The other point, made by many on the Guardian's comments page, as well as in emails to me, was about the CIA link. They ranged from the paranoid to an excellent comparison by my friend Michael Goldfarb to Norman Mailer's much underrated Harlot's Ghost. But Mailer's novel is less about the politics of the CIA than the old boy network, centered on Yale, that formed the early CIA. I have no doubt the CIA funded the Paris Review, as I implied in the obit, but I don't know what kind of spying Matthiessen did for the agency. Keeping an eye on lefties in Paris seems innocuous enough, but of course that's the way Matthiessen would have wanted it to seem.
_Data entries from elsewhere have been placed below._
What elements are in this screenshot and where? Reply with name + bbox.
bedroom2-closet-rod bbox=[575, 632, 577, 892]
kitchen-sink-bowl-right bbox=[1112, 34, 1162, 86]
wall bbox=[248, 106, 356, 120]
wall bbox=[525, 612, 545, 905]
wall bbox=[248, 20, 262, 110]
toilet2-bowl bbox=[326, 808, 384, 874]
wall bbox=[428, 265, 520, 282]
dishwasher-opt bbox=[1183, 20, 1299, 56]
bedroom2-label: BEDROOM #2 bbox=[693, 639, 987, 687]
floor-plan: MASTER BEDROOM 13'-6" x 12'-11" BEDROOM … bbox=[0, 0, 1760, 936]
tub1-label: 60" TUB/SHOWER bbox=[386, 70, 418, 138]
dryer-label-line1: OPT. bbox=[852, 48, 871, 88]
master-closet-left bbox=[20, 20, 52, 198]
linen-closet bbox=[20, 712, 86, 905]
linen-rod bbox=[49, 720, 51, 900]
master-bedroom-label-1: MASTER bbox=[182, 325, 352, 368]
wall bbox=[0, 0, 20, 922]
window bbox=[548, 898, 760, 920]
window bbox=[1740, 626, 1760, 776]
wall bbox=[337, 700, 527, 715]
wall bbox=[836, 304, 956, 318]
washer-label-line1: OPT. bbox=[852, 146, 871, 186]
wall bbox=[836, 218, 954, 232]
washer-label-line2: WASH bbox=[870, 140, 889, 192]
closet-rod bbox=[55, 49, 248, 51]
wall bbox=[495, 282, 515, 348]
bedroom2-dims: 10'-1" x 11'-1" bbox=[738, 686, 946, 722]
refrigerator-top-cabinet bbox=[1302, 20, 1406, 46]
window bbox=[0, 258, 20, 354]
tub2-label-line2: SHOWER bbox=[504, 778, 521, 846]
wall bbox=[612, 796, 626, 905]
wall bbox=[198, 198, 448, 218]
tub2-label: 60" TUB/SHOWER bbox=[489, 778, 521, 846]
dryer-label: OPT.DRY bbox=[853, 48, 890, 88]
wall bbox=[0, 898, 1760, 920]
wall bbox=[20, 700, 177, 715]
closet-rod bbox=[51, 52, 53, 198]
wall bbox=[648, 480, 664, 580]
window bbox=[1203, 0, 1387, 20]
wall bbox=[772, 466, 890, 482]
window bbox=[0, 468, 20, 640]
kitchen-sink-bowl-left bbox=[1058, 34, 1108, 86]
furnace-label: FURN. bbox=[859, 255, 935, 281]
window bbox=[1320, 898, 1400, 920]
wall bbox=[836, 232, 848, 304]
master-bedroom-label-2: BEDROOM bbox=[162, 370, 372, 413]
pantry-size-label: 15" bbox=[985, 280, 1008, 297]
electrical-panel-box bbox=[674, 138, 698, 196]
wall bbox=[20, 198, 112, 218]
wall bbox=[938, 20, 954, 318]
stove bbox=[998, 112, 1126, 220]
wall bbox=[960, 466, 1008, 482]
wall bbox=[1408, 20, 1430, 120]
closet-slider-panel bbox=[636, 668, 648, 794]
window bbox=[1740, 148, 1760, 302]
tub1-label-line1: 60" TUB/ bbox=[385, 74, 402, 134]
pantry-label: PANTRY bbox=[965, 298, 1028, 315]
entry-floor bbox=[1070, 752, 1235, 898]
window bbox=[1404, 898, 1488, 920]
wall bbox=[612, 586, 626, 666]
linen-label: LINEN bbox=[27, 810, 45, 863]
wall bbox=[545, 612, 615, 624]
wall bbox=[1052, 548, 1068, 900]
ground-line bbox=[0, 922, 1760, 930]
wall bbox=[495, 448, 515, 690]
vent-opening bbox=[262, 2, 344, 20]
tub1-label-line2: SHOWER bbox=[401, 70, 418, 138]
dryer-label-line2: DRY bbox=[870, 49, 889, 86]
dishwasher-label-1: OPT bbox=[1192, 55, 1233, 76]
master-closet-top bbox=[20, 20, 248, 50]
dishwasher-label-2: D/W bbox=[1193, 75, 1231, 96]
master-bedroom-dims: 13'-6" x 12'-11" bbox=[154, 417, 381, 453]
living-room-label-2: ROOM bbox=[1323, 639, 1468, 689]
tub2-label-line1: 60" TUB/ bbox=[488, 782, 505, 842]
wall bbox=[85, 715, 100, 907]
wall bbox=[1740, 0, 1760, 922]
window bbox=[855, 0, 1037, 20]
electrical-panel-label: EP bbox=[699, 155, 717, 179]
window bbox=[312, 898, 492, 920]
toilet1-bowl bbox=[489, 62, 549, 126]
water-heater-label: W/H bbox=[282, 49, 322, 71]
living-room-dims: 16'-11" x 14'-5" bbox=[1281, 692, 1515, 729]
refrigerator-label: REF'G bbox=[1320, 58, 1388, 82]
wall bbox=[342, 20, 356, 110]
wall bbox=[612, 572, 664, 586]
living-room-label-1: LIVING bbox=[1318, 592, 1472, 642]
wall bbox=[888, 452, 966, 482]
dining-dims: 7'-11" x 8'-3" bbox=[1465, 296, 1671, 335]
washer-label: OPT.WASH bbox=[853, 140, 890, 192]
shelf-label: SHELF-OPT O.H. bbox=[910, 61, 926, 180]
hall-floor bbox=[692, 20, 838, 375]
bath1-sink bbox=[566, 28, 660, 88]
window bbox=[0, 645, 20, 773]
Robin Ramsey, the editor of Lobster, for whom I have written a number of pieces, forwarded me an article from Lobster 50, 'The Fiction Of The State' (you can find it at Lobster, here) which I either missed or don't recall. It's by Richard Cummings, who was a part of that circle in some ways, and is best known for a controversial biography of Allard Lowenstein, Pied Piper,

It's a fascinating, if impressionistic, article (a lot of the names would mean nothing to most of you reading it, but they encapsulate the New York literary world of the 50s and 60s). It's interesting because anyone involved in that world remains captivated by it yet somehow able to see themselves apart from it...which applies to Cummings every bit as much as to Matthiessen. The influence of this group resembles that of the British upper classes via Oxbridge. For example, Cummings' editor at Brazilier was Ned Chase. Ned's son is Chevy (like Wallace Shawn or Carly Simon, the entertainment world is littered with the children of New York editors!). More importantly, people in big New York law firms, often Yalies themselves, were the core of the CIA.
But if Cummings be correct, and the CIA was seriously fighting communism by trying to control what writers wrote, or ensure that certain ideas got spread through magazines like The Paris Review or Encounter, it makes you wonder what they were thinking, who they thought the real enemy was. Of course James Jesus Angleton edited a poetry magazine at Yale, and it's tempting to think he and the agency thought they could save the world from communism by simply improving on their undergraduate publications. But it's more realistic to think that they feared uppity intellectuals outside their waspy sphere more then they did the threat of godless communism in Russia.


Basically the CIA seems to have wasted a lot of money in terms of political gain. On the other hand, their artistic judgement seems better than, say, that of the National Endowment for the Arts, or the Arts Council. So maybe their mission statement and budget ought simply to be adjusted?